Data Preparation

Author
Affiliation

Queensland University of Technology, CSIRO

Published

May 31, 2026

UPDATE (27th May 2026)

We have updated the data preparation process to avoid the need to crop out and save individual availability layers for each step. Now, individual availability layers are generated on-the-fly during the training process in Python. This functionality is incorporated into the Python package see here - https://github.com/swforrest/deepSSF_package and here - https://pypi.org/project/deepSSF/. Now, a script can just recieve a csv file with a timestamp, and lat and lon coordinates for each step, and the full raster layers that cover the trajectory. This avoids the need to use R for any data preparation, and is much better as all of the local layers for every step don’t need to be stored in RAM, but are generated for every training batch.

We have left the previous code here for now, as it is still helpful to understand what the model is processing during training. Every step is associated with a set of local availability layers (one for each covariate) that are centred on the current step, and a target layer that has a value of 1 at the location of the next step and 0 everywhere else. The model is trained with convolution layers to predict the target layer from the local availability layers (through generating a habitat selection probability surface). The code in the Python package does exactly the same thing, but generates the local availability layers on-the-fly during training, which is much more efficient and avoids the need to use R for data preparation.


Data Preparation

To train the deepSSF model, we need to crop out local layers for each of our covariates at every observed step in the trajectory. These local layers must be centred on the current step (as the movement kernel is centred on the centre cell), and the next step becomes our ‘target’.

An example for a single step may look something like the image below, where we have a local covariate that is 101 x 101 cells (an odd number so we have a central cell) that are 25 m x 25 m each, resulting in a map that is 2525 m x 2525 m.
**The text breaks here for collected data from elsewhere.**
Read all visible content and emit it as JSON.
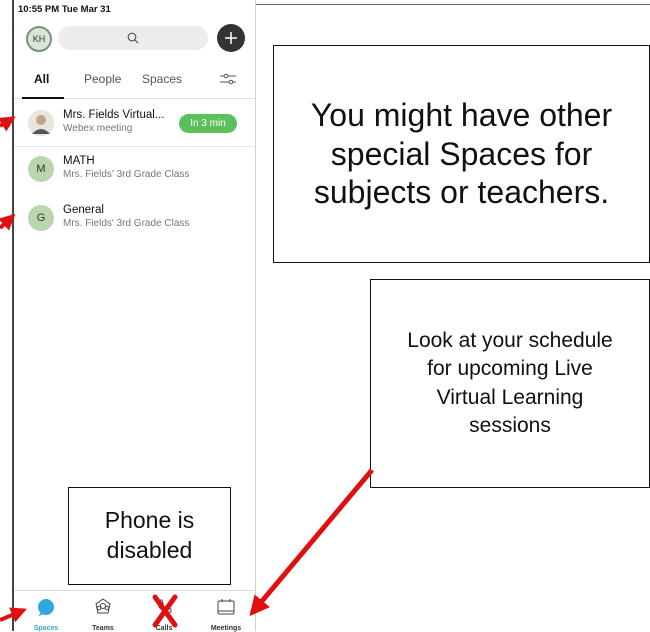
{
  "status": {
    "time": "10:55 PM  Tue Mar 31"
  },
  "header": {
    "avatar_initials": "KH"
  },
  "tabs": [
    "All",
    "People",
    "Spaces"
  ],
  "spaces": [
    {
      "avatar": "",
      "title": "Mrs. Fields Virtual...",
      "subtitle": "Webex meeting",
      "badge": "In 3 min"
    },
    {
      "avatar": "M",
      "title": "MATH",
      "subtitle": "Mrs. Fields' 3rd Grade Class"
    },
    {
      "avatar": "G",
      "title": "General",
      "subtitle": "Mrs. Fields' 3rd Grade Class"
    }
  ],
  "bottom_nav": [
    {
      "label": "Spaces",
      "icon": "chat-bubble-icon",
      "color": "#2fa8df"
    },
    {
      "label": "Teams",
      "icon": "teams-icon"
    },
    {
      "label": "Calls",
      "icon": "phone-icon"
    },
    {
      "label": "Meetings",
      "icon": "calendar-icon"
    }
  ],
  "callouts": {
    "spaces_note": "You might have other special Spaces for subjects or teachers.",
    "schedule_note": "Look at your schedule for upcoming Live Virtual Learning sessions",
    "phone_note": "Phone is disabled"
  },
  "colors": {
    "accent": "#2fa8df",
    "badge": "#5cc05c",
    "arrow": "#e01010",
    "avatar": "#b9d6ad"
  }
}
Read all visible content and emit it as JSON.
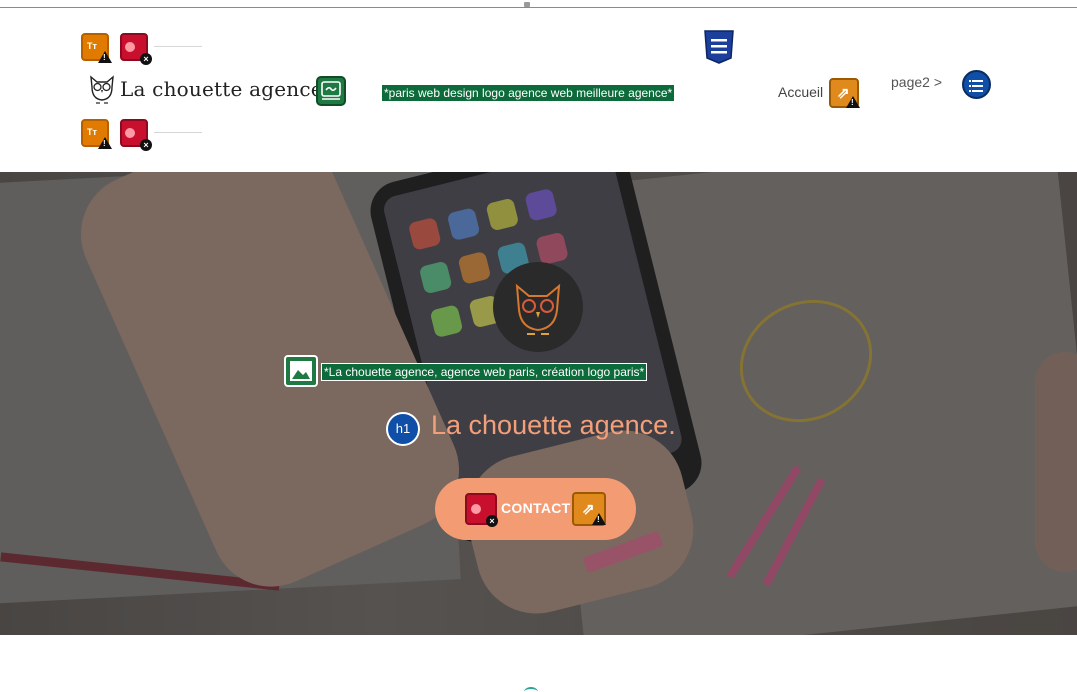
{
  "header": {
    "logo_text": "La chouette agence",
    "logo_alt_text": "*paris web design logo agence web meilleure agence*",
    "nav": [
      {
        "label": "Accueil"
      },
      {
        "label": "page2 >"
      }
    ]
  },
  "hero": {
    "image_alt_text": "*La chouette agence, agence web paris, création logo paris*",
    "heading_tag": "h1",
    "title": "La chouette agence.",
    "cta_label": "CONTACT"
  },
  "icons": {
    "font_badge": "font-size-warning-icon",
    "error_badge": "contrast-error-icon",
    "link_badge": "linked-image-icon",
    "css_badge": "css-icon",
    "external_link_badge": "external-link-warning-icon",
    "list_badge": "list-icon",
    "image_badge": "image-icon",
    "heading_badge": "heading-icon"
  },
  "colors": {
    "accent": "#f39b73",
    "alt_text_bg": "#0d6b3b",
    "heading_badge": "#0f4fa8",
    "warning_badge": "#e07b00",
    "error_badge": "#c8102e"
  }
}
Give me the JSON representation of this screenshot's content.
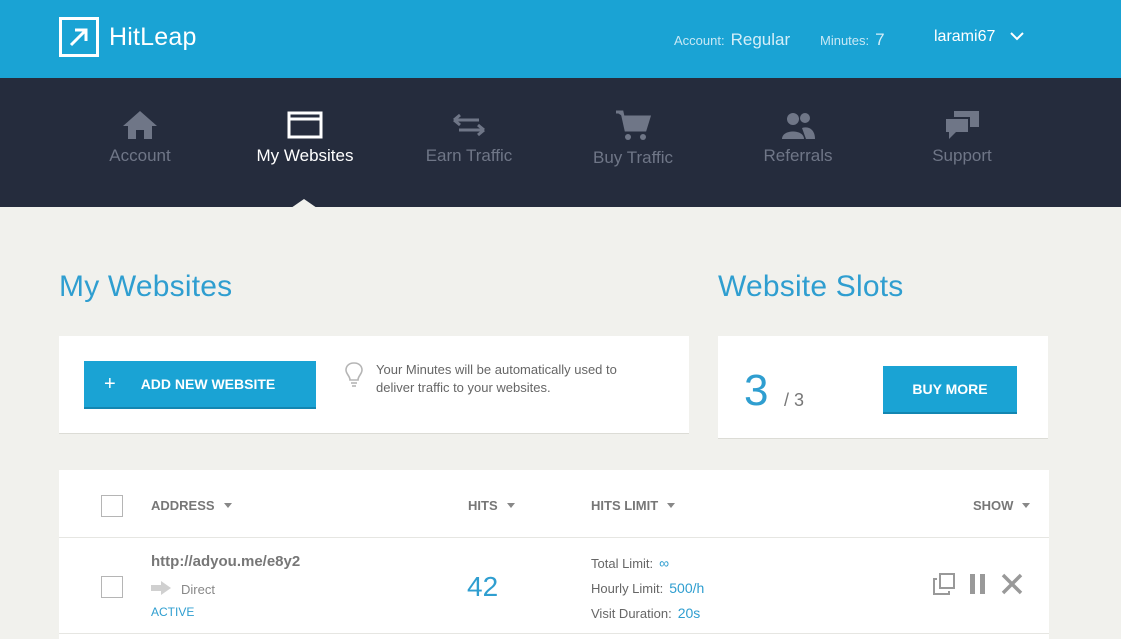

This is a distance of 1262.5 m to the nearest edge from the central cell, which covers about 97% of the observed step lengths.

The current location of the individual is in the exact centre cell

What we are trying to predict, or the ‘target’, is the location of the next step, which might look something like this:

The target location we are trying to predict by giving the underlying covariates and the movement kernel a high probability weight for that location

Therefore, for each step we need the cropped out ‘local’ layers, which are 101 x 101 cells with the current location in the centre, and the target, which is the location of the next step. Once we have those for every step we are ready to start training the deep learning model. We also want the temporal covariates, but these we just save in a dataframe, which we turn into grids for training during the deepSSF_train scripts.

We save the local spatial layers as one stack per covariate, with a layer for each step. So if we had layers for NDVI and slope that we wanted to use as covariates, and there were 1,000 steps in the trajectory, we would save a raster stack object for NDVI with 1,000 layers, one for slope with 1,000 layers, and then another stack with 1,000 layers for the target (which has values of 0 everywhere except at the location of the next step, which is 1).

When we import these raster stacks into Python we turn them into NumPy arrays and then turn them into PyTorch tensors (which are required for training the model using PyTorch), and stack the covariates together along a different dimension that represents each of the covariates, ready for training.

Another option is to save every local layers for each covariate separately, and have the filenames stored in a dataframe, with a column for each of the covariates. This setup is a more common approach for importing image data for training deep learning models, and we may opt for this in future applications of the approach, particularly when there is more data as the raster objects can be quite large.

Scripts

There is a script for preparing the data using ‘derived’ covariates (NDVI, canopy cover, herbaceous vegetation and slope), and a script for preparing data using Sentinel-2 imagery, which has 12 Sentinel-2 bands, as well as slope. We could have cropped out the local layers for all of the covariates (derived + Sentinel-2) in a single script, although each one takes a while to run, so we thought it best to keep them separate in case all layers aren’t needed (it should be straightforward to add in your own layers).

Both of the data preparation scripts are written in R.